しかし、繰り返しになりますが、文字どおり微量には必要であるということです。厚生労働省の「第6次改定日本人の栄養所要量(平成12年度改定)」では図1のように従来の栄養所要量(A)に加え、許容上限摂取量(B)が設定され、欠乏の危険性と同時に過剰の危険性を念頭に置いたものとなりました。表2に微量ミネラルのA、B値を示します。例えば表中でモリブデンの栄養所要量は 0.030(mg/日)ですが、0.030(mg)とは1(g)の3/100,000ですから、いかにわずかなものであるかおわかりいただけるものと思います。ほんのわずかな量ですが、モリブデンは何種類かの酵素の構成成分で、生命維持になくてはならないものです。なお、モリブデン摂取量は 0.135~0.215(mg/日)と推定され、栄養所要量を満たしています。

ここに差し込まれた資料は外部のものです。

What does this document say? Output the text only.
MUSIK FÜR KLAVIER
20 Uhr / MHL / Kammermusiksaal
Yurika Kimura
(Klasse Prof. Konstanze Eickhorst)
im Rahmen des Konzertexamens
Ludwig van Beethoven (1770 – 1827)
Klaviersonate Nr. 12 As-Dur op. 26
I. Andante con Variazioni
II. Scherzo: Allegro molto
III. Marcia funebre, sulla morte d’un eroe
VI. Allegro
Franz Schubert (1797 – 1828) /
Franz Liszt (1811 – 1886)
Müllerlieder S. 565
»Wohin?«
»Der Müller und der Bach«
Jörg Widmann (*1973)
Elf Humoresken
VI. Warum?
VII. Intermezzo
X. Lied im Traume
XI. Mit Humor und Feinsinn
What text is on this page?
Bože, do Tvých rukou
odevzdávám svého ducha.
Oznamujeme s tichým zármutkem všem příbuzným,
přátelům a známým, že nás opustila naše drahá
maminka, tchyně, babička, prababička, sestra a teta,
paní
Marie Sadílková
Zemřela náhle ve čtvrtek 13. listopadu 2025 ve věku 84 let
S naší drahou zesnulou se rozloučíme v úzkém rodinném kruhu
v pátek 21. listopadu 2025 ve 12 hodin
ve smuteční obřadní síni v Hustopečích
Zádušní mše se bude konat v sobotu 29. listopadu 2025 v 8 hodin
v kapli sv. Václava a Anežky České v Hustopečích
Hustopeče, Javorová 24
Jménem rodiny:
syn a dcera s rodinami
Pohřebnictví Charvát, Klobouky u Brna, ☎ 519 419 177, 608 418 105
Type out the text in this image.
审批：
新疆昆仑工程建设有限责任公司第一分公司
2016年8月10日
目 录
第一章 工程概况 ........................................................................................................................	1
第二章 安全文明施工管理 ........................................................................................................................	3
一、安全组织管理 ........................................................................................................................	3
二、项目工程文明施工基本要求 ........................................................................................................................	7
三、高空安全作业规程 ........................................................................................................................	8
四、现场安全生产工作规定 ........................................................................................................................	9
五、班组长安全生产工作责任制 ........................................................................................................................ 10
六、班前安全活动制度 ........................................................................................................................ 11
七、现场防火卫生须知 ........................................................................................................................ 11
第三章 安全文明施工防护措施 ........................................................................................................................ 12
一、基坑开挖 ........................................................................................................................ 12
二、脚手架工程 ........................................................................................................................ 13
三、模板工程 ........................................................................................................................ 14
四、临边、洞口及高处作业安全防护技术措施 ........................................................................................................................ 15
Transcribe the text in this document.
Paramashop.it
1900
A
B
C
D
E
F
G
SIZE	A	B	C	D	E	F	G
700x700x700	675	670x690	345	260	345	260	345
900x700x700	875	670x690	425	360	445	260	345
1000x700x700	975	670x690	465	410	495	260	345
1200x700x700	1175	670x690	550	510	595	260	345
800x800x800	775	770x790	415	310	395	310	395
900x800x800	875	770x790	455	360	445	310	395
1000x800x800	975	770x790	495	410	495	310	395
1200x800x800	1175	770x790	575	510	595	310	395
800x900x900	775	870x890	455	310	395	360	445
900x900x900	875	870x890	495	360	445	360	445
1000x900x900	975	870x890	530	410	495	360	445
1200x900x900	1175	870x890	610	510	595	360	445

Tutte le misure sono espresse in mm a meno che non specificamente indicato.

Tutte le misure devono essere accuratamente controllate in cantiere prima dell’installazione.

このように、微量ミネラルはバランスの良い食事を心がけることで充分に摂取できるものです。

食事の摂取基準
表2.微量ミネラルの栄養所要量および許容上限摂取量
ミネラル 栄養所要量(mg/日) 許容上限摂取量(mg/日)
10 40
亜鉛 12 30
ヨウ素 0.150 3.0
1.8 9.0
マンガン 4.0 10
クロム 0.035 0.250
セレン 0.055 0.250
モリブデン 0.030 0.250
(注)厚生労働省「第6次改定日本人の栄養所要量 食事摂取基準」では年齢別男女別に定められていますが、本表では、成人男性(39才から49 才)の数値を示します。

ご承知のように、塩は海水を濃縮することによりつくられます。基礎的な食品である塩は安全性が第一。品質管理が行き届き、衛生的な製造設備でつくられた安全性の高いもの、すなわち最低限食用塩の国際規格案を満足する重金属類の少ないものを選択することが大切です。